18 Mart Cuma günü çıkan köşe yazımda şu satırlar yer almıştı: "Hadis okuyanlar, bu âyet gelince mescitte bulunan Ensar kadınlarının -ilâhî emri geciktirmeden yerine getirmek üzere- etekliklerini yırtarak başlarını, boyun ve gerdanlarını bununla bağladıklarını; keza Hz. Peygamber'in (s.a.) "Ergenlik çağına gelmiş bir kadın başörtüsü giymedikçe Allah onun namazını kabul etmez" buyurduğunu da bilirler. Bunları bilmeyenlerin fetva verme hakları yoktur"
Burada geçen ""Ergenlik çağına gelmiş bir kadın başörtüsü giymedikçe Allah onun namazını kabul etmez" mealindeki hadisten maksat (çıkan hüküm) "kadınların namaz kılarken başlarını da örtmeleri farzdır" şeklinde iken bazı okuyucularım "namazın farzlarından biri de kadının genel olarak tesettüre riayet etmesi ve bu arada başını örtmesidir" diye anlamışlar. Bu yüzden çeşitli sebeplerle namahreme karşı başını örtemeyen/örtmeyen hanımlar, "namazda başımızı örttüğümüz halde bizim namazımız kabul edilmiyor mu" diye soruyorlar, hatta sormakla kalmıyor öfkeleniyorlar, beni "tesettüre riayet etmediği halde beş vakit namazını kılan hanımları namazdan soğutmakla" itham ediyorlar.

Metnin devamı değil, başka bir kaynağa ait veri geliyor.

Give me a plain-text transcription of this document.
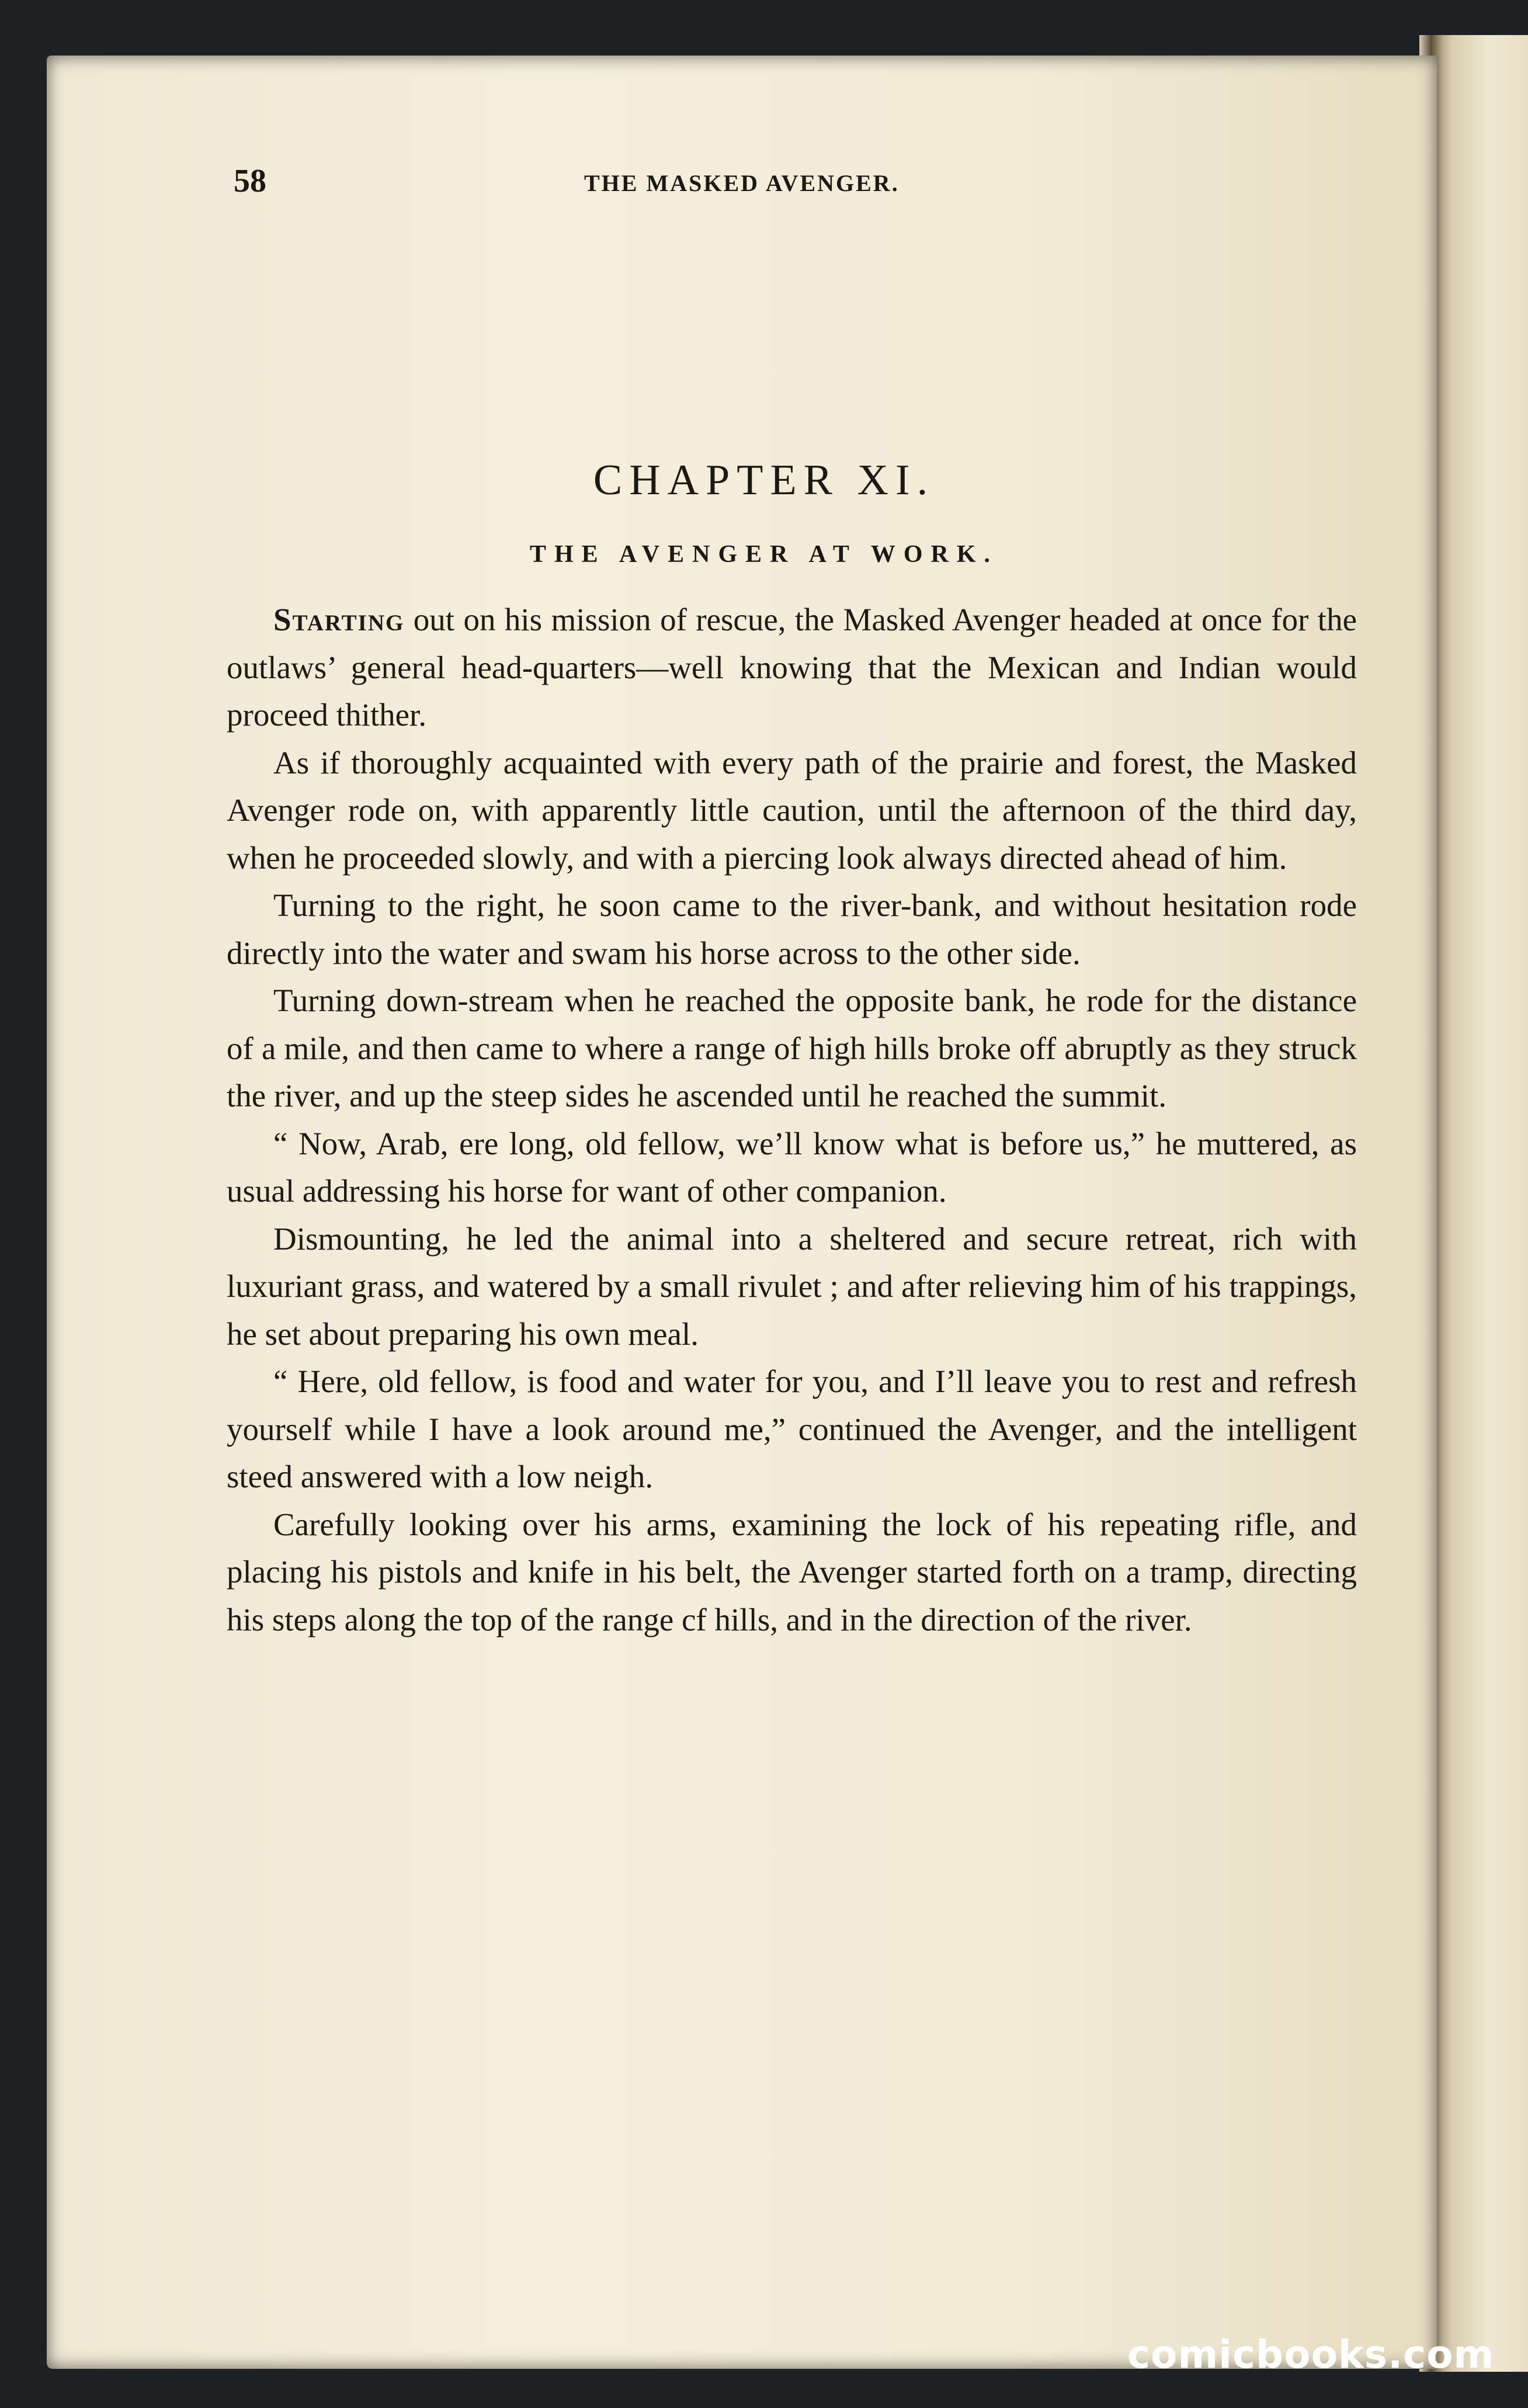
58	THE MASKED AVENGER.
CHAPTER XI.
THE AVENGER AT WORK.

Starting out on his mission of rescue, the Masked Avenger headed at once for the outlaws’ general head-quarters—well knowing that the Mexican and Indian would proceed thither.

As if thoroughly acquainted with every path of the prairie and forest, the Masked Avenger rode on, with apparently little caution, until the afternoon of the third day, when he proceeded slowly, and with a piercing look always directed ahead of him.

Turning to the right, he soon came to the river-bank, and without hesitation rode directly into the water and swam his horse across to the other side.

Turning down-stream when he reached the opposite bank, he rode for the distance of a mile, and then came to where a range of high hills broke off abruptly as they struck the river, and up the steep sides he ascended until he reached the summit.

“ Now, Arab, ere long, old fellow, we’ll know what is before us,” he muttered, as usual addressing his horse for want of other companion.

Dismounting, he led the animal into a sheltered and secure retreat, rich with luxuriant grass, and watered by a small rivulet ; and after relieving him of his trappings, he set about preparing his own meal.

“ Here, old fellow, is food and water for you, and I’ll leave you to rest and refresh yourself while I have a look around me,” continued the Avenger, and the intelligent steed answered with a low neigh.

Carefully looking over his arms, examining the lock of his repeating rifle, and placing his pistols and knife in his belt, the Avenger started forth on a tramp, directing his steps along the top of the range cf hills, and in the direction of the river.

comicbooks.com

Yukarıda ifade ettiğim gibi o hadisten maksat namazda başörtüsüdür. Genel olarak örtünme konusundaki yazıma o hadisi almaktan maksadım da "İslam'da başörtüsü yoktur" diyenlere başörtüsünün olduğunu gösteren delil ve örneklerden birini daha sunmaktır.

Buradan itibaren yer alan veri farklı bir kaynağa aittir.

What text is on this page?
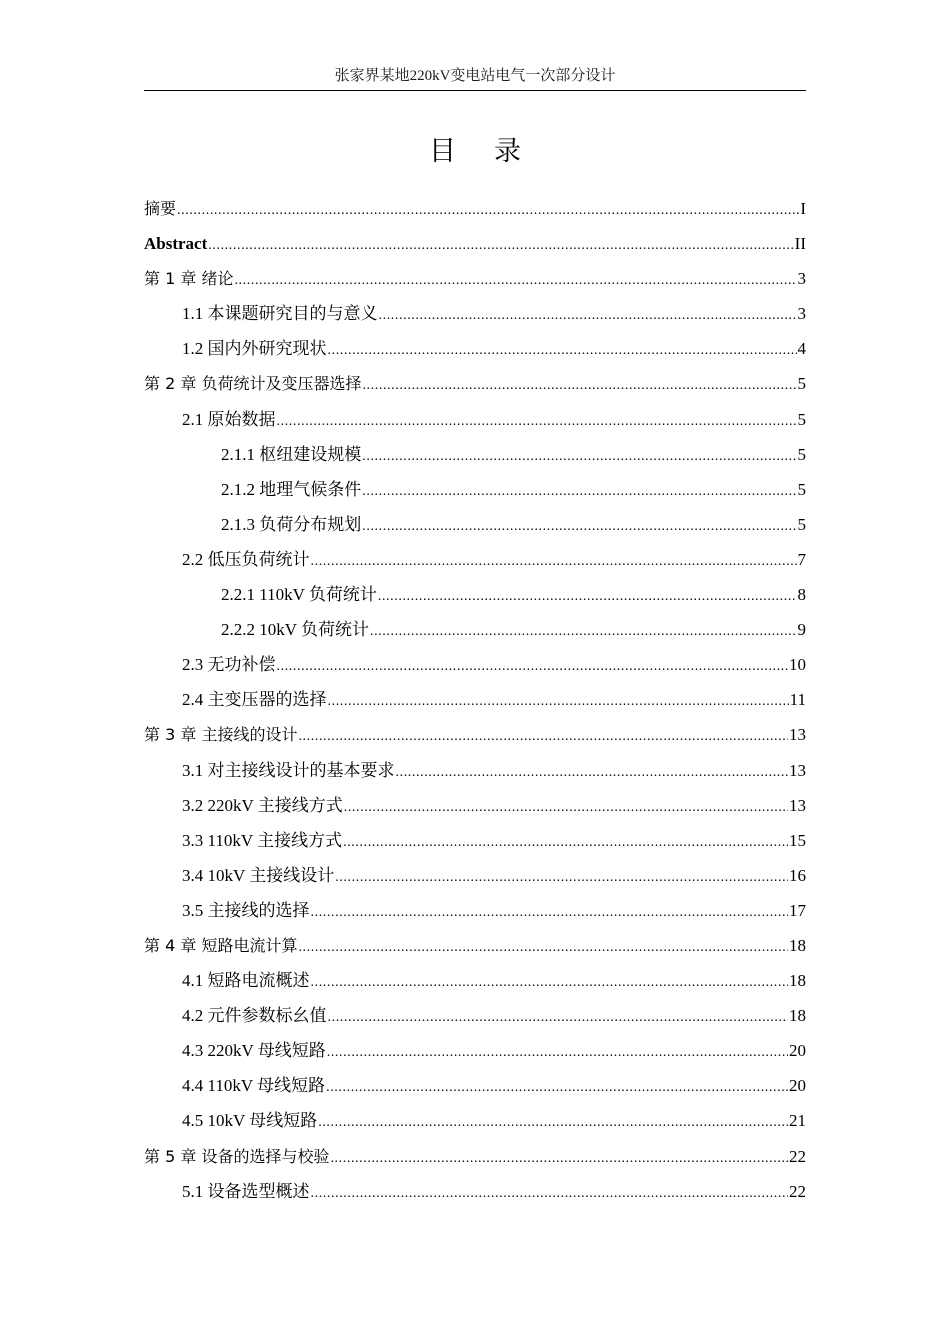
张家界某地220kV变电站电气一次部分设计
目录
摘要 .....	I
Abstract .....	II
第 1 章 绪论 .....	3
1.1 本课题研究目的与意义 .....	3
1.2 国内外研究现状 .....	4
第 2 章 负荷统计及变压器选择 .....	5
2.1 原始数据 .....	5
2.1.1 枢纽建设规模 .....	5
2.1.2 地理气候条件 .....	5
2.1.3 负荷分布规划 .....	5
2.2 低压负荷统计 .....	7
2.2.1 110kV 负荷统计 .....	8
2.2.2 10kV 负荷统计 .....	9
2.3 无功补偿 .....	10
2.4 主变压器的选择 .....	11
第 3 章 主接线的设计 .....	13
3.1 对主接线设计的基本要求 .....	13
3.2 220kV 主接线方式 .....	13
3.3 110kV 主接线方式 .....	15
3.4 10kV 主接线设计 .....	16
3.5 主接线的选择 .....	17
第 4 章 短路电流计算 .....	18
4.1 短路电流概述 .....	18
4.2 元件参数标幺值 .....	18
4.3 220kV 母线短路 .....	20
4.4 110kV 母线短路 .....	20
4.5 10kV 母线短路 .....	21
第 5 章 设备的选择与校验 .....	22
5.1 设备选型概述 .....	22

Tesettüre riayet edemediği veya başka bir günahı işlemekte olduğu halde beş vakit namazı veya Cuma namazını kılan bir müminin, kadın olsun erkek olsun bu namazlarının kabul edilmeyeceğini –Allah ve Peygamberi söylemediği için- hiçbir kimse söyleyemez. Namazın iç ve dış farzlarını yerine getiren bir kulun bu ibadetinin kabulü, diğer bütün ibadetlerde olduğu gibi Allah'a ait bir husustur. Günahların, ibadetlerin kabulüne mani olmasından değil, ibadetlerin ve salih amelin bir kısım günahların bağışlanmasına vesile olacağından söz etmek doğrudur.
Rabbimiz şöyle buyuruyor:
"Gündüzün iki tarafında namaz kıl, gecenin de gündüze yakın saatlerinde; iyilikler gerçekten kötülükleri giderir; bu öğrenmek isteyenlere bir hatırlatmadır" (Hud:11/124)
Bu vesile ile bir daha hatırlatmakta fayda görüyorum:
İslam'da tesettür vardır, buna kadınların başlarını örtmeleri de dahildir, ama Müslümanlık tesettürden ibaret değildir. Ayrıca tesettürde şekil yanında ruh, maksat, şekil-anlam bütünlüğü ve tutarlılığı da önemlidir. "Nice örtünen açıklar vardır" hadisi, yalnızca şeffaf veya hatları belli eden giyinmeyi değil, örtündüğü halde davranışlarıyla açılmayı da içine almakta ve kınamaktadır.
Birçok günahkârın bir güzel amel yüzünden affedilebileceğini ve cennete girebileceğini müjdeleyen hadisler de vardır. Hiçbir kul, bir günahım, bir kusurum var diye hem yapabildiği ibadetlerini terk etmemeli, hem de Allah'tan ümit kesmemelidir.
31 Mart Çarşamba yazımda bir yanlış var:
"İslam'dan çıkmamak şartıyla fiilen dine aykırı bir yol izleyen, halka zulmeden, açıkça günaha giren yönetime karşı isyan konusuna gelince, "sabretmek, nasihat ve dua etmek gerekir, isyan edilemez" diyen bir azınlık dışında hemen bütün Ehl-i sünnet alim ve müctehidleri, "isyanın faydası, zararından büyük olmamak şartıyla bu durumda da yönetime isyan ederek değiştirmek dinen gereklidir" demişlerdir."